What happens generally is this: take as much data as possible, and feed it to an unsupervised machine learning system which looks for patterns and categorizes data according to similarity to other, previously seen patterns. This can include user ratings, review text, images (are images copied from other places on the internet, for example?).

In a fraud case, there should always something in the data that looks unusual, for example, high similarity in word patterns between review texts, or a single reviewer being given the highest rating by 10000 new accounts which all signed up in the last 15 minutes and which never rated anything before or after.

These are obvious cases, but, with enough previous data, even small shifts in patterns can ring alarm bells and be investigated.
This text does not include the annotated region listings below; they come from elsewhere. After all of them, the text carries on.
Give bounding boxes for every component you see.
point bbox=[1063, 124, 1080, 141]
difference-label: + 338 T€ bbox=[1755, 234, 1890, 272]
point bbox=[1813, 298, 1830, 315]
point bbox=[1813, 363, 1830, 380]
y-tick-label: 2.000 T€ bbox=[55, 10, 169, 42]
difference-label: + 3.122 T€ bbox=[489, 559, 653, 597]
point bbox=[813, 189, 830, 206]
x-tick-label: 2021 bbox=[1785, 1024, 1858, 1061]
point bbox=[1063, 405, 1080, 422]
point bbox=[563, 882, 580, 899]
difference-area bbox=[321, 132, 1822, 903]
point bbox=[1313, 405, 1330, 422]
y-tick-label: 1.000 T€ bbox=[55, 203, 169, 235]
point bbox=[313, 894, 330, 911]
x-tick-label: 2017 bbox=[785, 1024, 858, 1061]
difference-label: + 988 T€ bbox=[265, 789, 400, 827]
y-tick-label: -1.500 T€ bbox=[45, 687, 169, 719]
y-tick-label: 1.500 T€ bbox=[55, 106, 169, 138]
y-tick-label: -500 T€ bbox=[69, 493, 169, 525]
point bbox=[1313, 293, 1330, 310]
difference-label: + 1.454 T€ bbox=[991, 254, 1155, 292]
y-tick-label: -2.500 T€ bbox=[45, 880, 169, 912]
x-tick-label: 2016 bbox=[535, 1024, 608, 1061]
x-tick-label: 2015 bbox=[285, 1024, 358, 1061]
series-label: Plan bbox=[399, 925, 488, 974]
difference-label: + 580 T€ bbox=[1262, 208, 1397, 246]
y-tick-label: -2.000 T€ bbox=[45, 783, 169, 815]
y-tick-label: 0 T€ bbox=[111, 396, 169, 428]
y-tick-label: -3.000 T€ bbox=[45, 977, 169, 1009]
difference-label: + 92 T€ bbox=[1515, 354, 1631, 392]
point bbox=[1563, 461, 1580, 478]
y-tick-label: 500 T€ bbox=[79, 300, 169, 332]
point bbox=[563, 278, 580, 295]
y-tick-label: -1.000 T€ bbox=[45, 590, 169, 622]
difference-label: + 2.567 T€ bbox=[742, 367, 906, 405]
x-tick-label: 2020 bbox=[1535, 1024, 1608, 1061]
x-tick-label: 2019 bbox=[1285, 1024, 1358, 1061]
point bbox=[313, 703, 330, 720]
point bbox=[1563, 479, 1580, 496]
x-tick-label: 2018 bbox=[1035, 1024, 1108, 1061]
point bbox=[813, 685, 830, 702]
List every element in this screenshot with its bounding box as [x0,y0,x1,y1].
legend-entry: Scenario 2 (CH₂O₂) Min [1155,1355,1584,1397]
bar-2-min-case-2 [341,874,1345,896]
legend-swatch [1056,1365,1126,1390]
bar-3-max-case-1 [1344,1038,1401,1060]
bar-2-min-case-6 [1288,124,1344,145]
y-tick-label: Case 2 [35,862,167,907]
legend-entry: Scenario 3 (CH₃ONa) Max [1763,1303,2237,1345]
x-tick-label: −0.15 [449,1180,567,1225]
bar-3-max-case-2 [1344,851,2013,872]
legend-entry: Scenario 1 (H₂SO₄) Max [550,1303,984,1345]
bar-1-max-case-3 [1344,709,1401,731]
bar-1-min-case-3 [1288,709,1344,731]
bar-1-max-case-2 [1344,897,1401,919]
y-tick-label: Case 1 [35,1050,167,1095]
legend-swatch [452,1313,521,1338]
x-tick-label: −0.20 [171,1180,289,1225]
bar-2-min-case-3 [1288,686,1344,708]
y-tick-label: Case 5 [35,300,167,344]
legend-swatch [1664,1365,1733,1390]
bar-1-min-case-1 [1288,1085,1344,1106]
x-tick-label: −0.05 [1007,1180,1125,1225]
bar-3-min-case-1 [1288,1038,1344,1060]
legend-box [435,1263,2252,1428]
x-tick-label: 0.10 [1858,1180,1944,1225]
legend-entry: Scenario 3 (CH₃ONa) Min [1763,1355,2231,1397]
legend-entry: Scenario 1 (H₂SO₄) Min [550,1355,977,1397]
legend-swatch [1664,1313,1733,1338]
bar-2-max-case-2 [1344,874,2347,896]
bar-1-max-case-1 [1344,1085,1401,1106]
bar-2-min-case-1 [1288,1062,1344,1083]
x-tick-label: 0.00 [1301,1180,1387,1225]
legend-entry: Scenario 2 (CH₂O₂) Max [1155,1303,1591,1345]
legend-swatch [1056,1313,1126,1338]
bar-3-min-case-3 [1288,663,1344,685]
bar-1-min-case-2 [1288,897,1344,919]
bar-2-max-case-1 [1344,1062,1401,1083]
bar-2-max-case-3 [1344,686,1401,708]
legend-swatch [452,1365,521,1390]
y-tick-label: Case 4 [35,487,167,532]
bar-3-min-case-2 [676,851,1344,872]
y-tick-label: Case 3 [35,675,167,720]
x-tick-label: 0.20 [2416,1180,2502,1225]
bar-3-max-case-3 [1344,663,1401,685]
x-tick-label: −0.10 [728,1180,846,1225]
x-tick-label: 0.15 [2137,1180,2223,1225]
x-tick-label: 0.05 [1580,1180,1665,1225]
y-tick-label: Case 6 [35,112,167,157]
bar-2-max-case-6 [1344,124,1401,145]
Architectural implementation

To support this, Futourist will implement APIs within the OpenHours system to transfer data to in-house or external backend systems. This provides a highly flexible way to allow any kind of analysis, including the application of whatever standard or cutting-edge algorithms as necessary, including the possibility of outsourcing work to external companies with proprietary algorithms or access to additional data sources.

Validation of Futourist’s Abuse mitigation system

Futourist team will research and formulate an initial set of likely abuse scenarios and use them to evaluate inhouse or external abuse mitigation backends. This testing will be an ongoing process.

Video as the primary review type

Going away from machine learning and other heavy technical stuff to a more down to earth topic. Futourist will focus on video reviews. The rewards for video reviews will be the highest, followed by photo and text. We believe video is the single most convenient way to consume information, but what is important here is that they are very, very hard to fake. Video is trustworthy, text is not, it’s as simple as that.

This means a non-existing fake restaurant could never become one of the top restaurants on Futourist. This exact thing happened not long ago on the currently most popular travel review site (see the amusing Forbes article).

On Futourist, it will be very hard to convince the community the restaurant is real if no videos are present. If there are videos, they might be videos of various restaurants and the videos wouldn’t match. The community will catch the fake restaurant and report it (and be rewarded for reporting it!). Even before that, the community would downvote the hell out of videos that seemed even slightly fake. And even if the curators and the entire community all rebelled against Futourist, we would still catch such a fake place in our abuse mitigation system described in the paragraphs above.

Summary

To protect our users against diverse abuse scenarios, Futourist will deploy multiple layers of security and protection based on:

  • the Futourist protocol itself,
  • auxiliary protection systems including the existing OpenHours architecture and infrastructure,
  • unsupervised machine learning to identify new abuse patterns,
  • possible use of third-party systems,
  • promotion of video reviews,
  • ultimately, human involvement and decision-making.

Futourist team will investigate new cases and make decisions on how to handle them in future, and report these improvements to partners or users. This increases the community value by letting users know Futourist is protecting them, as well as letting real abusers know that the Futourist system and team are actively working to defeat them, so they are likely not to even try.

This architecture and business model adds value in two ways; firstly by mitigating fraud, but secondarily, it identifies interesting new business models that users have devised, and which may be advantageous for Futourist to adopt or support.